The greatest problem I have with my current world is that it defies the laws of physics.  Much of the story takes place inside a giant hollow sphere (aka the Hollow Earth theory or Pellucidar to us Edgar Rice Burroughs fans).  The inside of a hollow sphere has no gravity, or I should say the gravity inside a sphere pulls towards the center.  That means my characters would spend the whole time floating in space and I can’t have that.

Now, I could ignore the laws of physics.  Most people wouldn’t catch onto the gravity bit so long as the story is good (and it is).  The thing is, it disturbed me.  I couldn’t get past it.  So, I made it a part of the story.  And it is a very cool part – at least it is in my head right now.  There is a very specific reason why the laws of physics have been broken and at one point reality reasserts itself and the laws kick in.
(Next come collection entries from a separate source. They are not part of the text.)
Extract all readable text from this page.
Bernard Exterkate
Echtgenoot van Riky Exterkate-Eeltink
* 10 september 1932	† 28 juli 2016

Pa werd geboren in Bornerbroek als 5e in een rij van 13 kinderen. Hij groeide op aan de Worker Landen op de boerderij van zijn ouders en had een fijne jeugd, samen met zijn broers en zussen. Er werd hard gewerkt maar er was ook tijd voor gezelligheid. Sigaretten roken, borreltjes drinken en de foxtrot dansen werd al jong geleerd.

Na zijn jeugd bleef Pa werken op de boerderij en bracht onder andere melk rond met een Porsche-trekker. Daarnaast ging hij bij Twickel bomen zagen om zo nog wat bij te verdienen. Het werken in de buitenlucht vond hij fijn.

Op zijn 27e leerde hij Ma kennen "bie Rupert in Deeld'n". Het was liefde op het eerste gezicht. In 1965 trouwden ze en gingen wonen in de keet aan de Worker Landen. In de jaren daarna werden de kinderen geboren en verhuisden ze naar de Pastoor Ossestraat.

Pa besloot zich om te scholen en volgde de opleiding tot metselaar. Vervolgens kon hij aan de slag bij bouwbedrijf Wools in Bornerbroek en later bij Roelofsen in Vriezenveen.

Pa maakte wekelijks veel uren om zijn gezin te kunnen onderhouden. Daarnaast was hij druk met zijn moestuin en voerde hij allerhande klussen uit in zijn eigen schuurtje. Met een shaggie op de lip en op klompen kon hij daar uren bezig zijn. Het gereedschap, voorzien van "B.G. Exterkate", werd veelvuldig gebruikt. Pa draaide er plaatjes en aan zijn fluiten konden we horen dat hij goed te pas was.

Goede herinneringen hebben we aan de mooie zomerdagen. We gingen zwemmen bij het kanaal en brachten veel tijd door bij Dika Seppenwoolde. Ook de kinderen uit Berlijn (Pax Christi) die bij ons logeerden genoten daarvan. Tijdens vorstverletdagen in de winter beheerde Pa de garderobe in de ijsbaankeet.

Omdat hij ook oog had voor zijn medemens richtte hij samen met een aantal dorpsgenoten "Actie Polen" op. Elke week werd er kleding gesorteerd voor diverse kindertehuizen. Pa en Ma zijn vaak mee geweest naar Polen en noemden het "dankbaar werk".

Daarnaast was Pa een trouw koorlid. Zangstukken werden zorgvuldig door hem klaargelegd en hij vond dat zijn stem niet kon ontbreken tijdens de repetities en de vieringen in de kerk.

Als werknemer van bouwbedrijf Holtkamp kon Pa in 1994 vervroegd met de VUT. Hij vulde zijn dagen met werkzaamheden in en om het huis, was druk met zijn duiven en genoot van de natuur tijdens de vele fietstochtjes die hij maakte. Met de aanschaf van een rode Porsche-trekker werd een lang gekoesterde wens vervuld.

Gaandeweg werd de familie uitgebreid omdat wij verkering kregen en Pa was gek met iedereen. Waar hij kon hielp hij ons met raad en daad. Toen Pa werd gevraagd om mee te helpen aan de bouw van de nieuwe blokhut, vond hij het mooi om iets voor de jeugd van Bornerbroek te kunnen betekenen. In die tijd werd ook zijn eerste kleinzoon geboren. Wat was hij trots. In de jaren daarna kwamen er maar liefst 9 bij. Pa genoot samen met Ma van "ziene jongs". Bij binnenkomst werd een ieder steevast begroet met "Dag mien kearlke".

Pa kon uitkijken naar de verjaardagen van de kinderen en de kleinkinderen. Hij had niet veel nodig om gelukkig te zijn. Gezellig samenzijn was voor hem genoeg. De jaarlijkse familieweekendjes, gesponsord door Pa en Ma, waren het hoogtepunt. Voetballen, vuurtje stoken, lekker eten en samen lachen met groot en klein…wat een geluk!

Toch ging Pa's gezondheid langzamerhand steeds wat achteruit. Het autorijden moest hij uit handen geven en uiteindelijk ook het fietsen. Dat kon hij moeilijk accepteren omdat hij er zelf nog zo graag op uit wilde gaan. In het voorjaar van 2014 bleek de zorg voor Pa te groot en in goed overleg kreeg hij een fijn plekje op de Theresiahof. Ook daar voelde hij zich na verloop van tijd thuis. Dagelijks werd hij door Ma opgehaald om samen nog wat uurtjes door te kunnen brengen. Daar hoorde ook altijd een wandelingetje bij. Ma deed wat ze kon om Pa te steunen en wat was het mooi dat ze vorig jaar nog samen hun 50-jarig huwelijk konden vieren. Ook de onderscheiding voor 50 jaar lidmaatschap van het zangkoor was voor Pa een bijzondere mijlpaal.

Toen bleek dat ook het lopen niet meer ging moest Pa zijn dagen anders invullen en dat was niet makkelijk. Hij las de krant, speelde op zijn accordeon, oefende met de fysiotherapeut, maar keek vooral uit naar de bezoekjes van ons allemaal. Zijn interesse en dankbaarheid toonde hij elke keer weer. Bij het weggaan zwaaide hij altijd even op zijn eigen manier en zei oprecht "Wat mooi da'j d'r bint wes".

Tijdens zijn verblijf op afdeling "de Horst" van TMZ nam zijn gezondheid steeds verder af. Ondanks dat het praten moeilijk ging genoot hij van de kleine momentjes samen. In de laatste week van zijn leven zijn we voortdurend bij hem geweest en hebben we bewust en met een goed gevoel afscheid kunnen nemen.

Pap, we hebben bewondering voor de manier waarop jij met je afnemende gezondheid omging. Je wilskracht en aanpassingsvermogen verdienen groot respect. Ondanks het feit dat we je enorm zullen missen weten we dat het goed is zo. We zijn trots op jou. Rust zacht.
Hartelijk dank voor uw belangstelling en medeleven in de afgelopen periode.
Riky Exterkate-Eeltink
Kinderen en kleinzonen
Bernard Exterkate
Magic systems need rules too.  I tend to see two types of magic in books, free magic and good magic. Free magic is abundant and simple to use.  It requires very little.  A spell, a potion, a magical object, is all that’s needed to perform the act.  Harry Potter is such a magic system, but HP isn’t about magic so much as it is about Harry.

Good magic always has a cost.  The first time I saw this was in the movie ‘The Golden Voyage of Sinbad’.  In it, the sorcerer Koura (played by Dr. Who’s Tom Baker) ages every time he casts a spell. koura By the end of the movie he’s an old man, each spell seems to take ten years off his life.  Koura old

Now that’s a high cost.  And magic should have a cost otherwise everyone would be using it for everything.

In Physics, every action has an opposite and equal reaction.  If your magic follows this rule, you will have a balanced system.  Say you want to heal a mortal wound?  What if that meant transferring the wound to another living being?  Or if you want a mage to throw a fireball, the thrower should suffer from hypothermia.

Whatever world you build, magical or otherwise, keep in mind that you can’t get something from nothing.  Everything costs something and the most important cost should come from the actions of your characters.  If your character oversleeps, there is a cost.  If she gives a bum a dollar, there needs to be reaction to it.  If not, then there’s no reason to write about it.